UNA STORIA DI SUCCESSO che va però a urtare contro un evento destinato a trasformare la pastorale americana del titolo in tragedia: l’attentato a un ufficio postale in cui un uomo perde la vita e di cui è responsabile la figlia dello Svedese: Merry, una ragazza complessata, indocile e ribelle, pronta a contestare alla radice il sogno integrazionista e democratico che il padre era ormai a un passo dal consolidare.

Il conflitto generazionale è l’unica chiave di lettura degli eventi: almeno dalla prospettiva di Seymour, che mostra ben poco interesse per le ragioni e i torti della protesta anti-Vietnam cui Merry aderisce, e legge l’attentato come l’interruzione di una catena virtuosa, «la perdita della figlia, la quarta generazione americana… La figlia che lo sbalza dalla tanto desiderata pastorale americana e lo proietta in tutto ciò che è la sua antitesi e il suo nemico, nel furore, nella violenza e nella disperazione della contro pastorale: nell’innata rabbia cieca dell’America.»

Ora, però, c’è un punto che spesso, e proprio per l’intensità, la forza e la classicità della saga dei Levov, tende a sfuggire, quando si parla di Pastorale americana: anche in questo caso, il romanzo ha un narratore interno, e non uno qualsiasi, bensì quello stesso Nathan Zuckerman che Roth aveva messo al centro di alcuni tra i suoi libri più feroci e sulfurei, come Zuckerman scatenato e La lezione di anatomia. Compagno di scuola di Jerry Levov, il fratello minore di Seymour, Nathan è vissuto nel mito dello Svedese, ma è anche terrorizzato dalla sua perfezione, dall’apparente assenza, nell’eroe, di quella «macchia umana» (per citare il titolo del successivo romanzo di Roth) senza la quale non si dà progressione narrativa, tanto meno tragedia.

Per arrivare a raccontare «la tragedia dell’uomo impreparato alla tragedia: cioè la tragedia di tutti», Zuckerman è allora costretto a elaborare le poche informazioni raccolte sul conto dello Svedese e trasformarle in una «cronaca realistica», rinunciando a qualunque slancio metanarrativo. La soggettività dello Svedese, inventata e creata a partire dall’illeggibilità della sua perfezione, si apre al caos della storia, subisce la rivolta generazionale, vede la sua pastorale trasformarsi in contro pastorale.

QUELLA DI ROTH si configura dunque come una scelta deliberata: a partire da Pastorale (e proseguendo con La macchia umana e Ho sposato un comunista) si compie un’opera di sistematica ricodificazione dei temi già affrontati nelle opere precedenti, nella quale all’esplorazione diretta della scena contemporanea si sovrappone la rievocazione nostalgica di un tempo e di un sistema di valori e sogni ormai irrecuperabili.
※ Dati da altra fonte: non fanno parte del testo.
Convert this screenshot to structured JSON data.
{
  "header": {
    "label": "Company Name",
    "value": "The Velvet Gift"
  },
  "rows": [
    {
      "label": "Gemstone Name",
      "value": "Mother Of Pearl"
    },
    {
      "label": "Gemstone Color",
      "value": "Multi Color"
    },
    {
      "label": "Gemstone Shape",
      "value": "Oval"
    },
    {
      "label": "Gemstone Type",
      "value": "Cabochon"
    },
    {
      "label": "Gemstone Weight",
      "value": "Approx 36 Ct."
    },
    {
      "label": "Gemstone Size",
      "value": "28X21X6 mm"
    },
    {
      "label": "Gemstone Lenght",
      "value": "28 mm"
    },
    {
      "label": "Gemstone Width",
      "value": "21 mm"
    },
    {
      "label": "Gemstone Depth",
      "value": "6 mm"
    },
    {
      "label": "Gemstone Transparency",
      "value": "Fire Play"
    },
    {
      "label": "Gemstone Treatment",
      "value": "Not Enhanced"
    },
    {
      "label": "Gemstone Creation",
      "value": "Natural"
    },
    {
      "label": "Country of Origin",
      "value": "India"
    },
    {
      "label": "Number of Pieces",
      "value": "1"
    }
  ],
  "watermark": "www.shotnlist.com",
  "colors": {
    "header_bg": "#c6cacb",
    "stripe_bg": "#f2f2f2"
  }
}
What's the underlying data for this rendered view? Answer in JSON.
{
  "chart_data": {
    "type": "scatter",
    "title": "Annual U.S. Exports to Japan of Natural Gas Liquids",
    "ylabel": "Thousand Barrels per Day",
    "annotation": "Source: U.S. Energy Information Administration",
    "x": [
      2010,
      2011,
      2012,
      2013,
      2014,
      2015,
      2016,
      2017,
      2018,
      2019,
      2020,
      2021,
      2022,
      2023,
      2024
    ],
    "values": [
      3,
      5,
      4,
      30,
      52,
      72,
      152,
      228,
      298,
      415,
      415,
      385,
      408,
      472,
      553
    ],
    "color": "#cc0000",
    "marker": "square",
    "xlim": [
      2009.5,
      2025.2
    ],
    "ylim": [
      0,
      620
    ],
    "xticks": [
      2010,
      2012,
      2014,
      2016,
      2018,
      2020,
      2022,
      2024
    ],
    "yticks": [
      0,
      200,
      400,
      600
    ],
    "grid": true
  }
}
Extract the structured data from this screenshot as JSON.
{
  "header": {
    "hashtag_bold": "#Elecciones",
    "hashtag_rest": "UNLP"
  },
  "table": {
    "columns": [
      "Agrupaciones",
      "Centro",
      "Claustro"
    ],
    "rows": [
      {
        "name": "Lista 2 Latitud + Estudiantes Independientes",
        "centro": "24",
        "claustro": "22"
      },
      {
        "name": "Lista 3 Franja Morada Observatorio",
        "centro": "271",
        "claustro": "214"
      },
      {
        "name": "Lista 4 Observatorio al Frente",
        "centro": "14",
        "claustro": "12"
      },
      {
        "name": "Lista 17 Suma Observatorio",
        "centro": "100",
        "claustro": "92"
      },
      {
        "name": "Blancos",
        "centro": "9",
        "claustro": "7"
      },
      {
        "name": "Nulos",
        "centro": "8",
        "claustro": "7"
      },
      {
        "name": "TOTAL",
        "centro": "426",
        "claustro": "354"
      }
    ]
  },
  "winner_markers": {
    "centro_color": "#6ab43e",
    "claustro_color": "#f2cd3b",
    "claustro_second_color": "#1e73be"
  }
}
Di questa ricodificazione, che ha peraltro sancito in via definitiva l’ingresso di Roth nell’Olimpo dei classici, è testimonianza una serie di romanzi strutturalmente perfetti e sorprendentemente armoniosi, spesso imperniati su una qualche forma di conflitto generazionale e lontani dalla frenesia e dalla furibonda inventiva delle opere precedenti: serie che trova nelle due ultime opere, Indignazione e Nemesi, e nel silenzio che le ha seguite fino alla morte dell’autore, il proprio naturale compimento.